Para ulama kemudian menulis buku tentang aturan “jadal yang terpuji” dalam konteks wacana hukum. Beberapa di antaranya al-Qaffāl al-Syāsyī (w. 365/976), Abū al-Ḥusayn al-Ṣaymirī (w. 436/1044), Ibn Ḥazm (w. 456/1063), Abū al-Walīd al-Bājī (w. 474/1081), Abū Bakr al-Khaffāf (sekitar abad ke-4/10), Abū Isḥāq al-Syīrāzī (w. 476/1083), Abū al-Wafā’ b. ʿAqīl (w. 513/1119). Pengembangan teori jadal pada periode ini mencapai puncaknya, menurut Wael B Hallaq, dengan kehadiran Imam al-Ḥaramayn al-Juwaynī (w. 478/1085).
Al-Juwaynī bukan hanya seorang ahli fikih (faqīh), tapi juga seorang teolog (mutakallim) yang menulis risalah-teologi berpengaruh seperti Kitāb al-Irsyād dan al-Syāmil fī uṣūl al-dīn.

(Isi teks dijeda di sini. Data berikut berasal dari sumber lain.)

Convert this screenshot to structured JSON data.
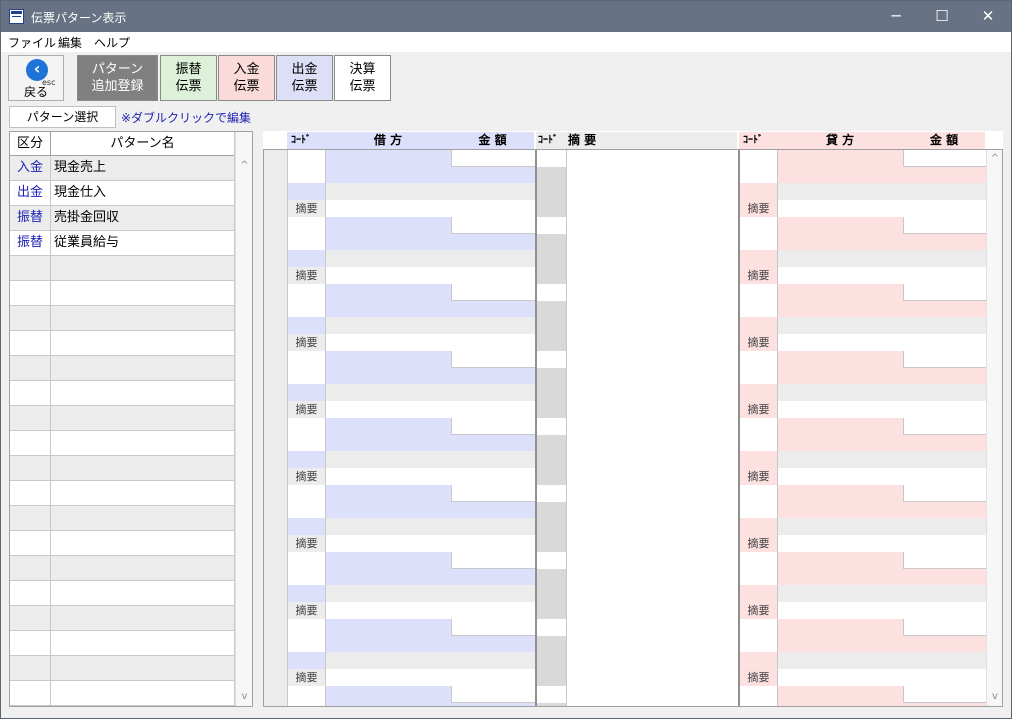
{
  "window": {
    "title": "伝票パターン表示",
    "minimize": "─",
    "maximize": "☐",
    "close": "✕"
  },
  "menu": [
    "ファイル",
    "編集",
    "ヘルプ"
  ],
  "toolbar": {
    "back": {
      "label": "戻る",
      "icon": "back-arrow-icon",
      "hint": "esc"
    },
    "add": {
      "line1": "パターン",
      "line2": "追加登録"
    },
    "furikae": {
      "line1": "振替",
      "line2": "伝票"
    },
    "nyukin": {
      "line1": "入金",
      "line2": "伝票"
    },
    "shukkin": {
      "line1": "出金",
      "line2": "伝票"
    },
    "kessan": {
      "line1": "決算",
      "line2": "伝票"
    }
  },
  "pattern_select_label": "パターン選択",
  "dblclick_note": "※ダブルクリックで編集",
  "left_grid": {
    "headers": [
      "区分",
      "パターン名"
    ],
    "rows": [
      {
        "kind": "入金",
        "name": "現金売上"
      },
      {
        "kind": "出金",
        "name": "現金仕入"
      },
      {
        "kind": "振替",
        "name": "売掛金回収"
      },
      {
        "kind": "振替",
        "name": "従業員給与"
      }
    ]
  },
  "journal_headers": {
    "debit_code": "ｺｰﾄﾞ",
    "debit": "借 方",
    "debit_amount": "金 額",
    "memo_code": "ｺｰﾄﾞ",
    "memo": "摘 要",
    "credit_code": "ｺｰﾄﾞ",
    "credit": "貸 方",
    "credit_amount": "金 額"
  },
  "memo_label": "摘要",
  "colors": {
    "titlebar": "#677384",
    "debit": "#dde0fa",
    "credit": "#fde0e0",
    "link": "#1e22b4"
  }
}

Beliau mengikuti madzhab Syāfiʿī dalam fikih (hukum) dan madzhab Asyʿarī dalam kalām (teologi).
Beliau merumuskan teori dialektika yang terorganisir secara sistematis dalam al-Kāfīyah fī al-jadal, yang kemudian juga diterapkan dalam karya-karya kalām dan fikihnya. Dalam konteks ini, sebagai seorang faqīh dan mutakallim, Imam al-Ḥaramayn menggunakan “jadal yang terpuji” baik dalam pengaturan hukum maupun teologi.
Al- Juwaynī mendefinisikan jadal (baik dalam pembahasan fikih maupun teologi) sebagai “jadal yang bertujuan mencari kebenaran dan mengungkap kebohongan, bercita-cita mendapatkan petunjuk ilahi, bersama mereka yang ingin kembali kepada kebenaran dari kebatilan.” Kebenaran, kata Imam al-Ḥaramayn, adalah al-tsubūt (kepastian atau keyakinan). Tingkat al-tsubūt yang dihasilkan dari proses jadal adalah “keyakinan yang lebih kuat” (ghalabat al-ẓann), yaitu adanya adanya kepastian epistemologis (qaṭʿī) dan kepastian psikologis (al-yaqīn).
Dengan kata lain, meskipun dialektika Aristoteles memiliki pengaruh terhadap para sarjana Islam pada Abad Pertengahan, namun mereka mampu memodifikasinya agar sesuai dengan kepentingan umat Islam. Mereka sukses mengembangkan gagasan “jadal yang terpuji” yang tidak bertujuan untuk mengalahkan pihak lawan secara retoris dengan maksud memperoleh ketenaran, kekayaan, atau prestise.
Dalam Islam, tradisi jadal diarahkan pada usaha untuk memperoleh kebenaran. Dengan konteks ini, kebenaran yang diupayakan mencakup dimensi epistemik dan psikologis.